The struggle against layoffs

Submitted by Matthew on 2 November, 2016 - 11:29 Author: Marianne Davin

Hello Solidarity readers! Me again from Paris.

Since I last wrote (September), the Labour Law mobilisation has died down and no more protests or strike actions have occurred. I thought I would write about the dire situation with layoffs in France.

PSA Peugeot Citroën have just announced 2,133 job cuts, in addition to the 17,000 job cuts of the past four years. They are still turning a very nice profit, though: 1.2 billion dollars in the first half of 2016.

SFR (a telecommunications company) have just eliminated 5,000 jobs. This adds to hundreds of job losses at HSBC, Hitachi, Phillips, Tilly Sabco, Servier, la Société générale…and I could go on!

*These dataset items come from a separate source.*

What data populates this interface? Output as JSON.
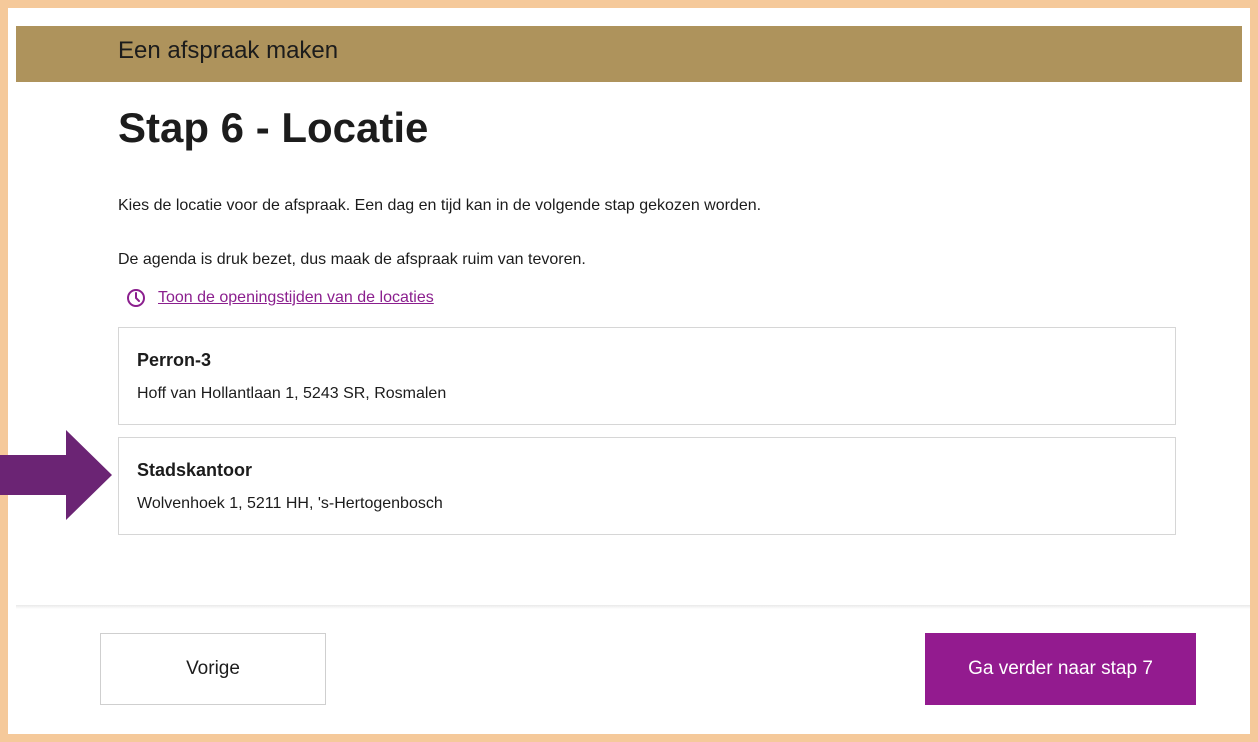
{
  "header": {
    "title": "Een afspraak maken"
  },
  "page": {
    "title": "Stap 6 - Locatie",
    "intro": "Kies de locatie voor de afspraak. Een dag en tijd kan in de volgende stap gekozen worden.",
    "notice": "De agenda is druk bezet, dus maak de afspraak ruim van tevoren.",
    "hours_link": {
      "label": "Toon de openingstijden van de locaties",
      "icon": "clock-icon"
    }
  },
  "locations": [
    {
      "name": "Perron-3",
      "address": "Hoff van Hollantlaan 1, 5243 SR, Rosmalen"
    },
    {
      "name": "Stadskantoor",
      "address": "Wolvenhoek 1, 5211 HH, 's-Hertogenbosch"
    }
  ],
  "footer": {
    "prev_label": "Vorige",
    "next_label": "Ga verder naar stap 7"
  },
  "colors": {
    "frame": "#f5c99a",
    "header_bar": "#ae935c",
    "accent_purple": "#931b8f",
    "link_purple": "#8b1f8e",
    "arrow_purple": "#6b2474"
  }
}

The wave of layoffs is not coming out of the blue. Companies have been talking about it for a while but now that the mobilisation against the Labor Law has died down, they think they can do whatever they want, that no one will protest. But struggles have emerged against the factory closures and layoffs.

One example is at Amiens against the closing of a Goodyear factory. In 2007 the company announced a reorganisation to increase site competitivity, which workers argued would increase exploitation and decrease safety. Goodyear threatened workers they would need to sign off on the reorganisation to feel the benefit of 52 million euros of investment; otherwise Goodyear would close down the Amiens factory.

In the final referendum to validate the agreement between the unions and Goodyear, the CGT, the union with the majority, called for a boycott of the vote. With only 54% of workers voting, the CGT’s opposition was shown.

In 2013, Goodyear announced the closure of the factory at the end of 2014. 1,173 direct jobs and 500 indirect jobs would be lost.

On 7 March 2013, a protest of over a thousand people in Amiens, of Goodyear workers and other workers also fighting layoffs, was violently attacked by police. The Minister of Industrial Relations capitulated to Goodyear bosses, and condemned workers for fighting for their jobs. In January 2014 the factory was occupied by workers; two managers were held for 30 hours without any violence.

Bosses lodged a complaint against the workers who carried out this action, but all chargers were subsequently dropped and an agreement was made to get work started at the factory again. However, after months of negotiations, the deal fell through and at the end of 2014 the factory closed.

The story doesn’t end there. The government could not let the eight workers who “violently sequestered” the two managers go without punishment. They needed to make sure trade unions knew that fighting for their jobs and their factories would not be allowed. In January 2015, these workers were sentenced to 24 months of probation and nine months of prison. This was the first time in the Fifth Republic that a member of a trade union had been put in jail.

The CGT called for two days of solidarity for the eight condemned in Amiens on 19-20 October 2016, during their appeal to their sentence. These two days were a way of showing the eight workers and workers around France threatened with layoff that we were all there to support them, and to remind the government we would not let them throw trade unionists in jail for defending their way of life.

On the 19th, 5-10,000 people marched through the sleepy town of Amiens shouting slogans of solidarity. Throughout the next two — rainy — days trade unionists and militants from political parties came to speak about the struggles they were engaged in all around France. On the 20th it was announced that the prosecutor had decreased their sentence to 24 months’ probation.

The eight workers are still fighting to have their punishment completely dropped. The saga continues on 11 January 2017 when the judge will rule on the workers’ appeal. But what has become of the other Goodyear workers?

Of about 1,150 people laid off, around 800 are still unemployed. 70 people have found full-time jobs. 80 people created businesses. 30 have found contracts of only six months. 30 are in temporary jobs. 140 retired. 12 suicides. Dozens of families and couples have been broken.

In the face of increasing layoffs workers need to be strong and fight against all attempts to close factories, lay people off, or plans to stop replacing workers when they retire. Nationalisation may be a bad answer.

This is exactly what happened with former President Mitterrand’s wave of nationalisations in 1981-1982. Several banks, Dassault, Matra, and large industrial groups were nationalised and gigantic sums of money invested in them. As soon as they were profitable companies were sold for pennies to the same capitalists!

Our task as revolutionaries is to bring together all the scattered workers around the world fighting layoffs, and to put forth the simple demand that not one layoff will be accepted. For revolutionaries there is no good solution within the capitalist system, but bringing together workers to collectively fight companies and the governments is essential. And in the end this collective struggle will build up the power of the working class for the expropriation of the means of production!